Industry collaboration, cross-industry collaboration, collaborative commerce, collaborative procurement and collaborative consumption are just a handful of the seemingly endless types of collaboration it is possible to engage in. Collaboration opportunities exist across the private and public sectors and a vast array of industries have taken collaboration seriously for years, implementing wide-scale programs in, for example, the supply chain and procurement areas.
Governments worldwide continue to focus on cutting government spending and reducing system inefficiencies, in no small part because the taxpayer demands it. One mechanism they use is collaborative procurement. Local governments and other organisations come together to pool or share purchasing volumes, information, resources and even technology.
In the UK, there is evidence of authorities collaborating to reduce duplication and improve service delivery from as far back as the 1970s. In 2007 the Collaborative Procurement Programme was established under the governance of The National Audit Office and although they have not seen as much success as initially hoped they continue to promote and adapt the program. In May of this year Nesta re-launched a platform called Civic Exchange providing an online platform to showcase successfully used civic software and promote its reuse. Scape is a Local Authority controlled company formed in 2005 with the objective of bringing efficiency to the building process through the development of standard designs and strategic procurement arrangements and has reported savings of £22M on £230M spent on a selection of publicly funded construction projects in the East Midlands. There are many, many more examples.

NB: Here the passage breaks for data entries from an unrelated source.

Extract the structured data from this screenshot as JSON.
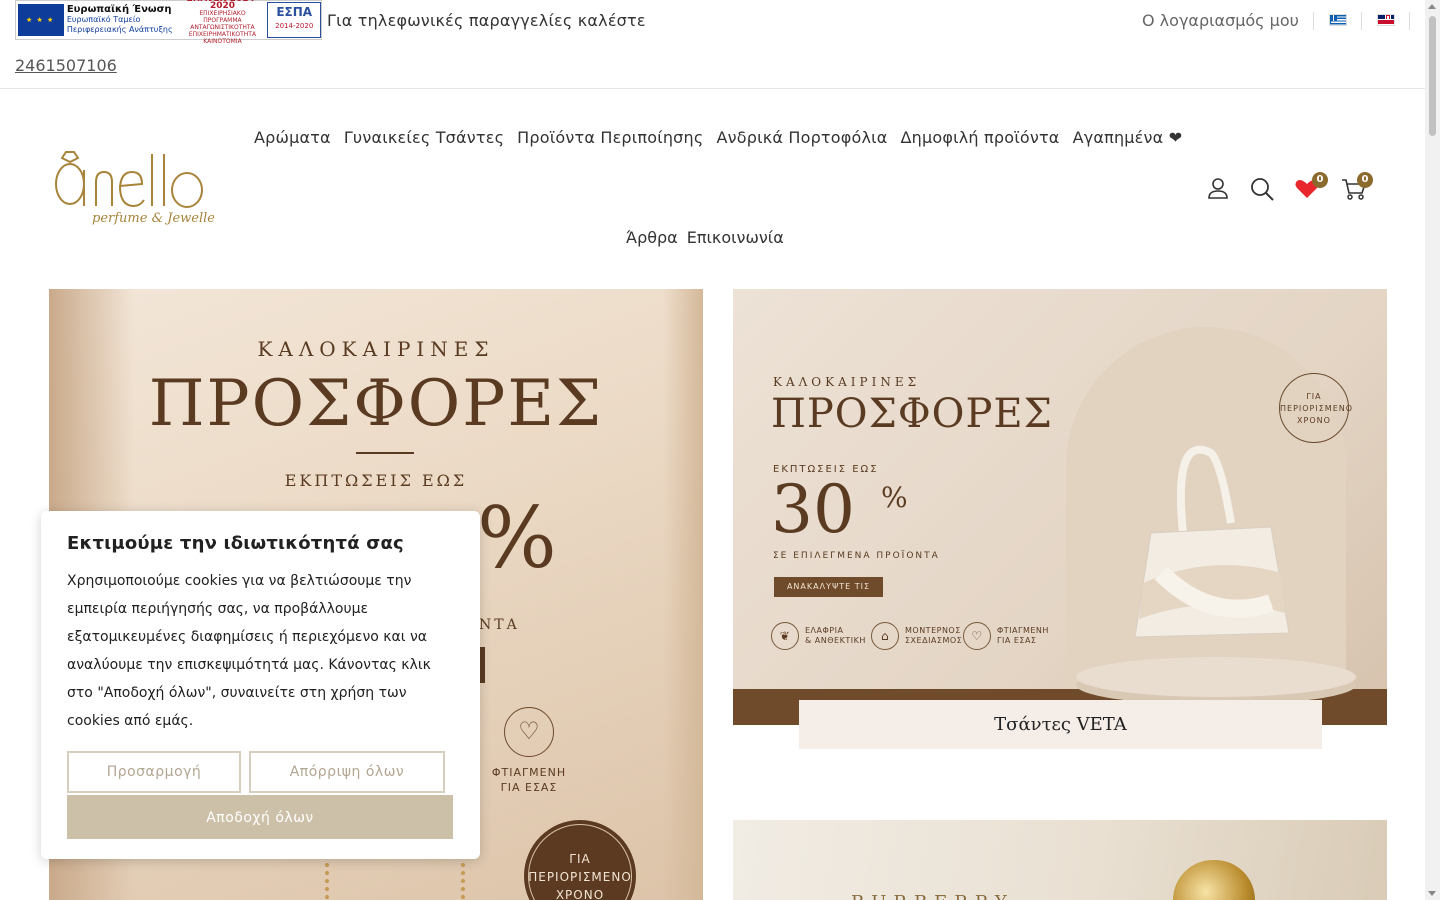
{
  "topbar": {
    "funding_banner": {
      "eu_title": "Ευρωπαϊκή Ένωση",
      "eu_fund_line1": "Ευρωπαϊκό Ταμείο",
      "eu_fund_line2": "Περιφερειακής Ανάπτυξης",
      "epanek_title": "ΕΠΑνΕΚ 2014-2020",
      "epanek_sub": "ΕΠΙΧΕΙΡΗΣΙΑΚΟ ΠΡΟΓΡΑΜΜΑ ΑΝΤΑΓΩΝΙΣΤΙΚΟΤΗΤΑ ΕΠΙΧΕΙΡΗΜΑΤΙΚΟΤΗΤΑ ΚΑΙΝΟΤΟΜΙΑ",
      "espa_title": "ΕΣΠΑ",
      "espa_years": "2014-2020"
    },
    "phone_label": "Για τηλεφωνικές παραγγελίες καλέστε",
    "phone_number": "2461507106",
    "account_link": "Ο λογαριασμός μου",
    "languages": [
      "gr-flag-icon",
      "en-flag-icon"
    ]
  },
  "header": {
    "logo_alt": "Anello perfume & Jewellery",
    "nav_items": [
      "Αρώματα",
      "Γυναικείες Τσάντες",
      "Προϊόντα Περιποίησης",
      "Ανδρικά Πορτοφόλια",
      "Δημοφιλή προϊόντα",
      "Αγαπημένα ❤"
    ],
    "nav_items_row2": [
      "Άρθρα",
      "Επικοινωνία"
    ],
    "icons": [
      "user-icon",
      "search-icon",
      "heart-icon",
      "cart-icon"
    ],
    "wishlist_count": "0",
    "cart_count": "0"
  },
  "banners": {
    "left": {
      "subtitle": "ΚΑΛΟΚΑΙΡΙΝΕΣ",
      "title": "ΠΡΟΣΦΟΡΕΣ",
      "discount_label": "ΕΚΠΤΩΣΕΙΣ ΕΩΣ",
      "big_partial": "%",
      "products_partial": "ΝΤΑ",
      "made_label_line1": "ΦΤΙΑΓΜΕΝΗ",
      "made_label_line2": "ΓΙΑ ΕΣΑΣ",
      "stamp_line1": "ΓΙΑ",
      "stamp_line2": "ΠΕΡΙΟΡΙΣΜΕΝΟ",
      "stamp_line3": "ΧΡΟΝΟ"
    },
    "right": {
      "subtitle": "ΚΑΛΟΚΑΙΡΙΝΕΣ",
      "title": "ΠΡΟΣΦΟΡΕΣ",
      "discount_label": "ΕΚΠΤΩΣΕΙΣ ΕΩΣ",
      "discount_value": "30",
      "percent": "%",
      "selected_label": "ΣΕ ΕΠΙΛΕΓΜΕΝΑ ΠΡΟΪΟΝΤΑ",
      "cta": "ΑΝΑΚΑΛΥΨΤΕ ΤΙΣ",
      "features": [
        {
          "line1": "ΕΛΑΦΡΙΑ",
          "line2": "& ΑΝΘΕΚΤΙΚΗ"
        },
        {
          "line1": "ΜΟΝΤΕΡΝΟΣ",
          "line2": "ΣΧΕΔΙΑΣΜΟΣ"
        },
        {
          "line1": "ΦΤΙΑΓΜΕΝΗ",
          "line2": "ΓΙΑ ΕΣΑΣ"
        }
      ],
      "stamp_line1": "ΓΙΑ",
      "stamp_line2": "ΠΕΡΙΟΡΙΣΜΕΝΟ",
      "stamp_line3": "ΧΡΟΝΟ",
      "caption": "Τσάντες VETA"
    },
    "right2": {
      "brand_partial": "BURBERRY"
    }
  },
  "cookie_banner": {
    "title": "Εκτιμούμε την ιδιωτικότητά σας",
    "text": "Χρησιμοποιούμε cookies για να βελτιώσουμε την εμπειρία περιήγησής σας, να προβάλλουμε εξατομικευμένες διαφημίσεις ή περιεχόμενο και να αναλύουμε την επισκεψιμότητά μας. Κάνοντας κλικ στο \"Αποδοχή όλων\", συναινείτε στη χρήση των cookies από εμάς.",
    "customize_label": "Προσαρμογή",
    "reject_label": "Απόρριψη όλων",
    "accept_label": "Αποδοχή όλων"
  },
  "colors": {
    "accent_gold": "#8b6a2e",
    "banner_brown": "#5a3b22",
    "accept_button": "#ccc0a8",
    "wishlist_heart": "#e8262b"
  }
}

The automotive industry provides perhaps more prominent examples of collaboration, standardisation and even knowledge sharing aimed at reducing costs and increasing the opportunities to innovate. The Automotive Industry Action Group (AIAG), formed in 1982, is a member-based non-profit industry group working collaboratively to streamline industry processes. Founded by three North American automotive manufacturers, membership has grown to include many hundreds of companies across the globe and the group is responsible for such achievements as introducing a single bar code symbology, achieving standards in the engineering change management systems and establishing electronic data interchange rules and formats along with many other initiatives resulting in billions of dollars of savings.

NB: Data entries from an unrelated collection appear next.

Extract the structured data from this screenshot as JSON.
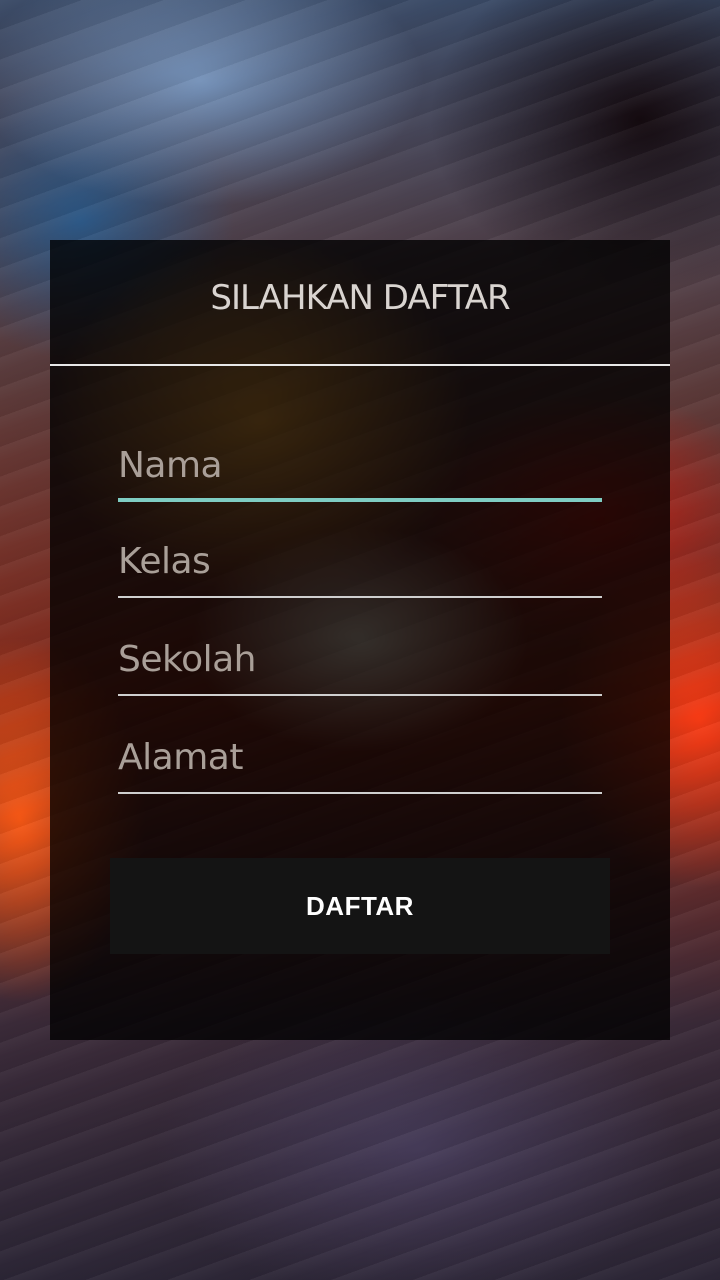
{
  "form": {
    "title": "SILAHKAN DAFTAR",
    "fields": [
      {
        "placeholder": "Nama",
        "value": "",
        "active": true
      },
      {
        "placeholder": "Kelas",
        "value": ""
      },
      {
        "placeholder": "Sekolah",
        "value": ""
      },
      {
        "placeholder": "Alamat",
        "value": ""
      }
    ],
    "submit_label": "DAFTAR"
  },
  "colors": {
    "accent": "#7fcdc3",
    "card_background": "rgba(0,0,0,0.78)",
    "button_background": "#141414"
  }
}
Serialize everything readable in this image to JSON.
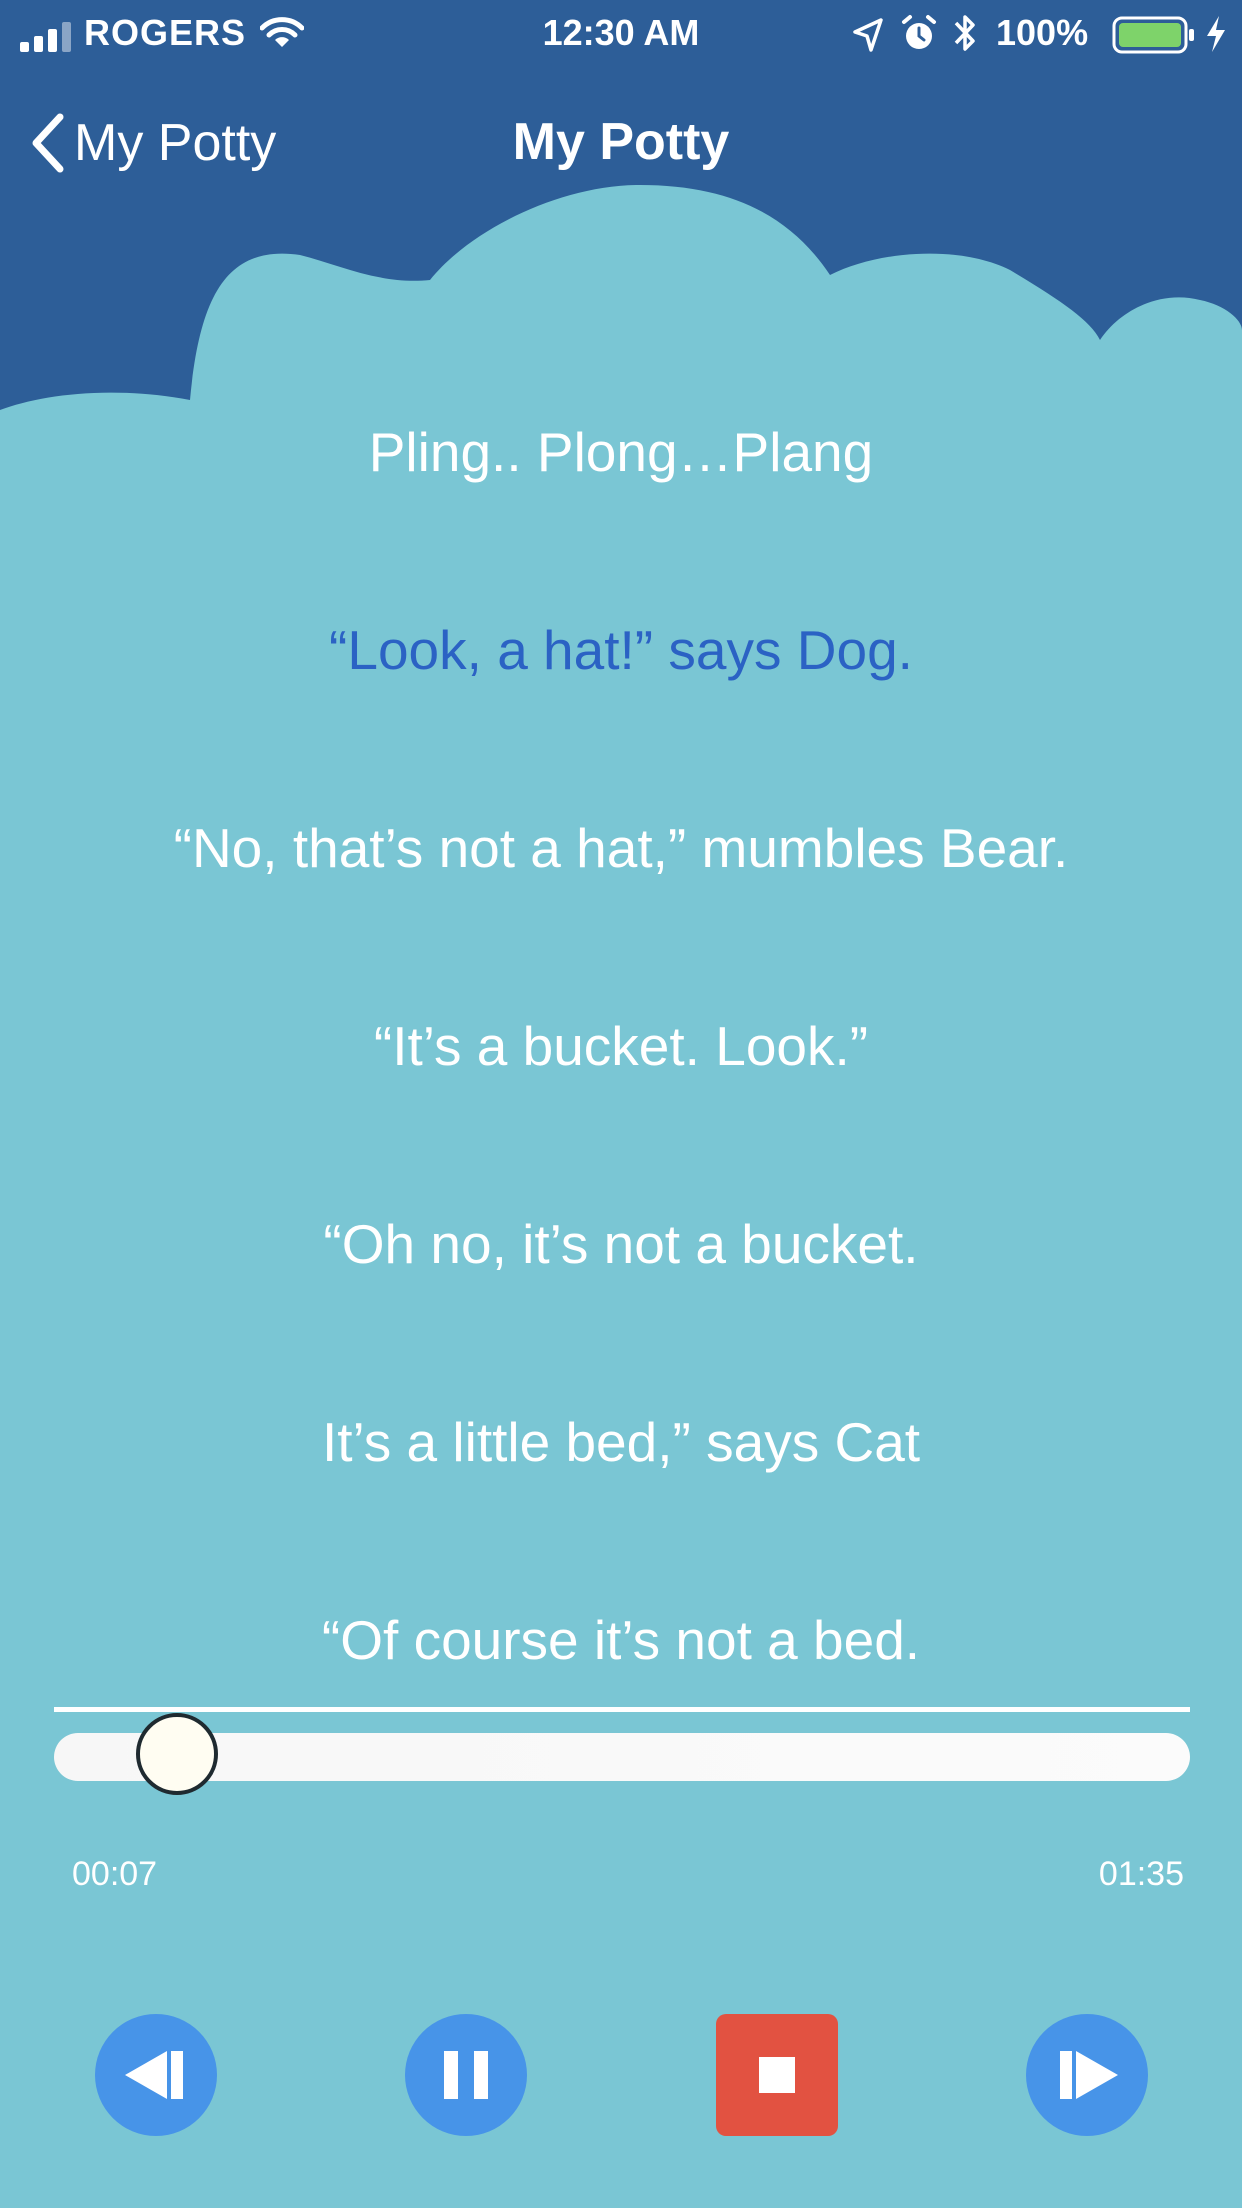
{
  "status": {
    "carrier": "ROGERS",
    "time": "12:30 AM",
    "battery": "100%"
  },
  "nav": {
    "back_label": "My Potty",
    "title": "My Potty"
  },
  "lyrics": [
    {
      "text": "Pling.. Plong…Plang",
      "active": false
    },
    {
      "text": "“Look, a hat!” says Dog.",
      "active": true
    },
    {
      "text": "“No, that’s not a hat,” mumbles Bear.",
      "active": false
    },
    {
      "text": "“It’s a bucket. Look.”",
      "active": false
    },
    {
      "text": "“Oh no, it’s not a bucket.",
      "active": false
    },
    {
      "text": "It’s a little bed,” says Cat",
      "active": false
    },
    {
      "text": "“Of course it’s not a bed.",
      "active": false
    }
  ],
  "player": {
    "elapsed": "00:07",
    "total": "01:35",
    "progress_fraction": 0.07
  },
  "controls": [
    {
      "name": "rewind-button",
      "icon": "skip-back-icon"
    },
    {
      "name": "pause-button",
      "icon": "pause-icon"
    },
    {
      "name": "stop-button",
      "icon": "stop-icon"
    },
    {
      "name": "forward-button",
      "icon": "skip-forward-icon"
    }
  ],
  "colors": {
    "header": "#2D5E98",
    "cloud": "#7AC6D4",
    "active_lyric": "#2B62C4",
    "control_blue": "#4794E8",
    "control_red": "#E25241",
    "battery_green": "#7ED36A"
  }
}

Chris Hallett, editor of Autocar Magazine sums up collaboration in the car industry nicely: “Car companies are trying to collaborate on as much as possible, particularly things that the customer doesn’t care about. Meanwhile, they are keeping things that the customer does care about, like design and brand characteristics, separate.” Here are just a few examples of what he is talking about:
- Renault and Nissan have been strategic partners since 1999 controlling eight major brands together
- Renault-Nissan and Daimler announced a partnership to jointly develop small cars estimating savings of €2bn a year by sharing production costs as well as procurement
- BMW and Toyota who have a longstanding collaboration on fuel cell technology are now working on a programme to jointly develop a sports car powered by hybrid engines
- Toyota and Ford announced a partnership in August 2011 to develop a hybrid system for light trucks and SUVs
- General Motors and Honda announced, in 2013, a long-term, definitive agreement to co-develop fuel cell system and hydrogen storage technologies
Elon Musk of Tesla Motors took collaboration a step further when he announced in a blog last month, “Tesla will not initiate patent lawsuits against anyone who, in good faith, wants to use our technology.” He went on to write “We believe that Tesla, other companies making electric cars, and the world would all benefit from a common, rapidly evolving technology platform.” The Financial Times reported shortly after Musk’s announcement that “Nissan, BMW and Tesla are keen to collaborate on creating possible global vehicle-charging standards.”
Why go on and on about collaboration? Well, because it’s important and because in the finance industry we need to explore new methods of collaboration. Cloud computing, utilities and open source will all help the industry as will the vast amounts of money now being directed towards innovation in fintech. We might even hope for real progress in developing standards and possibly even utilities around reference data, KYC and AML but we should be more seriously exploring different types of collaboration between financial institutions.
Let’s find a finance equivalent to Toyota’s fuel cell or Tesla’s lithium-ion battery pack and partner on that component, bringing down dollar and resource costs on this fundamental and yet not differentiating (or at least not differentiating for long) part of the overall system. Then let’s find another one and another one until we’ve really started to tackle the thousands of duplicative applications banks all build. Let’s create a marketplace promoting software successfully used in similar organisations in order to share it and then let’s use a standard agreement to reduce the expense and time it takes to procure this software. Let’s turn components, processes and software widely used by the marketplace into industry standards. And let’s do it again and again and again.